Après les funérailles, il engagea un jardinier pour perpétuer le jardin de sa femme, sa fille y passait la plupart de son temps. Elle avait encore grandi et grossi.
Hikaru lui dit un soir :
-Je partirais bien avant toi ma petite.
Dix ans s'étaient passés, ils venaient de rentrer du restaurant où ils avaient fêté l'anniversaire de Hikaru. Il venait d'avoir 50 ans. La petite s'était régalée de choux.
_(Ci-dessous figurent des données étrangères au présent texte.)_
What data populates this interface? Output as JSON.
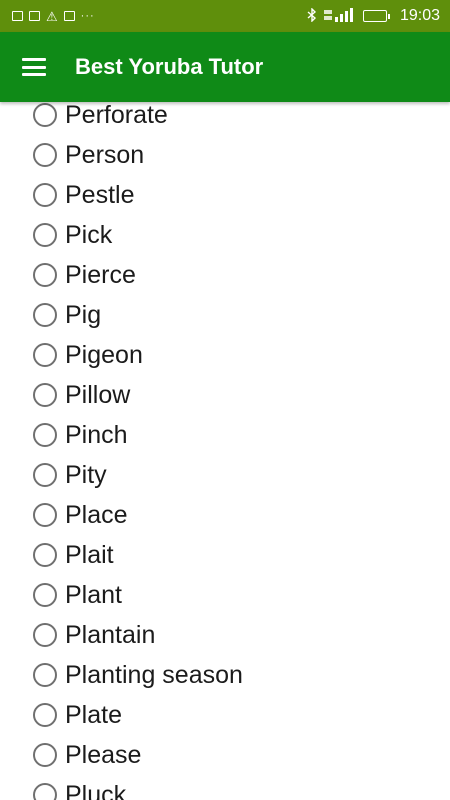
{
  "status_bar": {
    "time": "19:03",
    "left_icons": [
      "image-icon",
      "sim-icon",
      "warning-icon",
      "gallery-icon",
      "more-dots-icon"
    ],
    "right_icons": [
      "bluetooth-icon",
      "signal-icon",
      "battery-icon"
    ]
  },
  "app_bar": {
    "title": "Best Yoruba Tutor",
    "color": "#0f8a17"
  },
  "word_list": [
    "Perforate",
    "Person",
    "Pestle",
    "Pick",
    "Pierce",
    "Pig",
    "Pigeon",
    "Pillow",
    "Pinch",
    "Pity",
    "Place",
    "Plait",
    "Plant",
    "Plantain",
    "Planting season",
    "Plate",
    "Please",
    "Pluck"
  ]
}
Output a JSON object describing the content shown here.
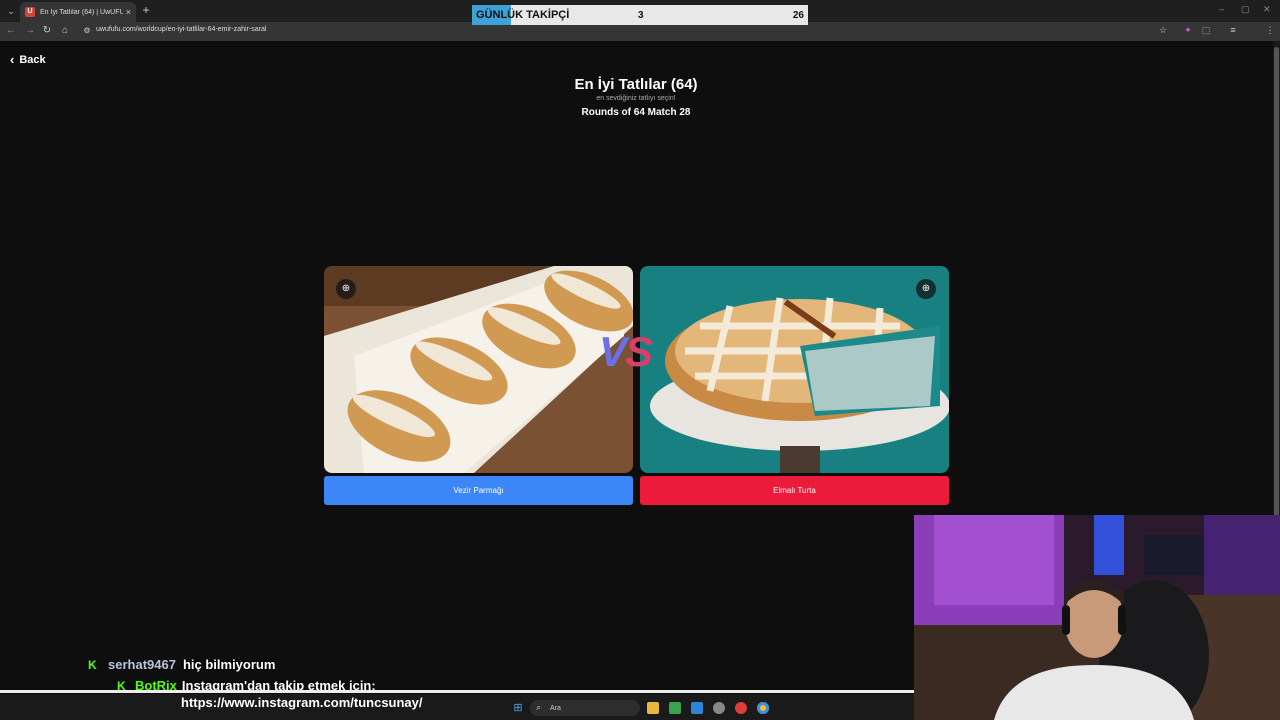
{
  "browser": {
    "tab_title": "En İyi Tatlılar (64) | UwUFUFU",
    "tab_favicon": "U",
    "tab_close": "×",
    "new_tab": "+",
    "tab_list": "⌄",
    "url": "uwufufu.com/worldcup/en-iyi-tatlilar-64-emir-zahir-saral",
    "nav": {
      "back": "←",
      "forward": "→",
      "reload": "↻",
      "home": "⌂",
      "site_info": "⚙"
    },
    "toolbar": {
      "bookmark": "☆",
      "extension": "✦",
      "extensions": "⬚",
      "media": "≡",
      "menu": "⋮"
    },
    "window": {
      "minimize": "–",
      "maximize": "▢",
      "close": "✕"
    }
  },
  "follower_goal": {
    "label": "GÜNLÜK TAKİPÇİ",
    "current": "3",
    "goal": "26",
    "progress": 0.115,
    "fill_color": "#3da2d8"
  },
  "page": {
    "back_icon": "‹",
    "back_label": "Back",
    "title": "En İyi Tatlılar (64)",
    "subtitle": "en sevdiğiniz tatlıyı seçin!",
    "round_info": "Rounds of 64 Match 28"
  },
  "match": {
    "left": {
      "name": "Vezir Parmağı",
      "button_color": "#3d86f7"
    },
    "right": {
      "name": "Elmalı Turta",
      "button_color": "#ec1b3b"
    },
    "vs_v": "V",
    "vs_s": "S",
    "zoom_icon": "⊕"
  },
  "chat": [
    {
      "user": "serhat9467",
      "message": "hiç bilmiyorum"
    },
    {
      "user": "BotRix",
      "message": "Instagram'dan takip etmek için:",
      "continuation": "https://www.instagram.com/tuncsunay/"
    }
  ],
  "chat_icon": "K",
  "taskbar": {
    "start_icon": "⊞",
    "search_icon": "⌕",
    "search_placeholder": "Ara"
  }
}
Hikaru avait fait ses calculs, elle vait 10 ans lui 50 ans et l'espérance des vies des tortues de sa race avait une espérance de vie de 80 ans, il lui restait donc à vivre 70 ans et à Hikaru à peu près 30 ans si tout se passait bien. L'avenir de la petite était assuré, son papa avait fait tous les papiers. Elle pourrait rester jusque sa mort dans la demeure familiale entouré de fidèles serviteurs et elle les rejoindrait plus tard au pays de leurs ancêtres. Il lui enleva son manteau adapté à sa carapace car l'hiver, elle avait très froid. Toute petite, il pouvait la prendre dans sa paume mais désormais elle faisait un mètre de diamètre et pesait 60 kgs. Hikaru avait acheté une plus grande voiture et une plus grande laisse. Il ne savait pas qu'elle grandirait et grossirait autant. Elle était sa fille, son amie, sa confidente. Elle l'aidait toujours à prendre des décisions. Pour tous, elle était un symbole de longévité et d'amitié.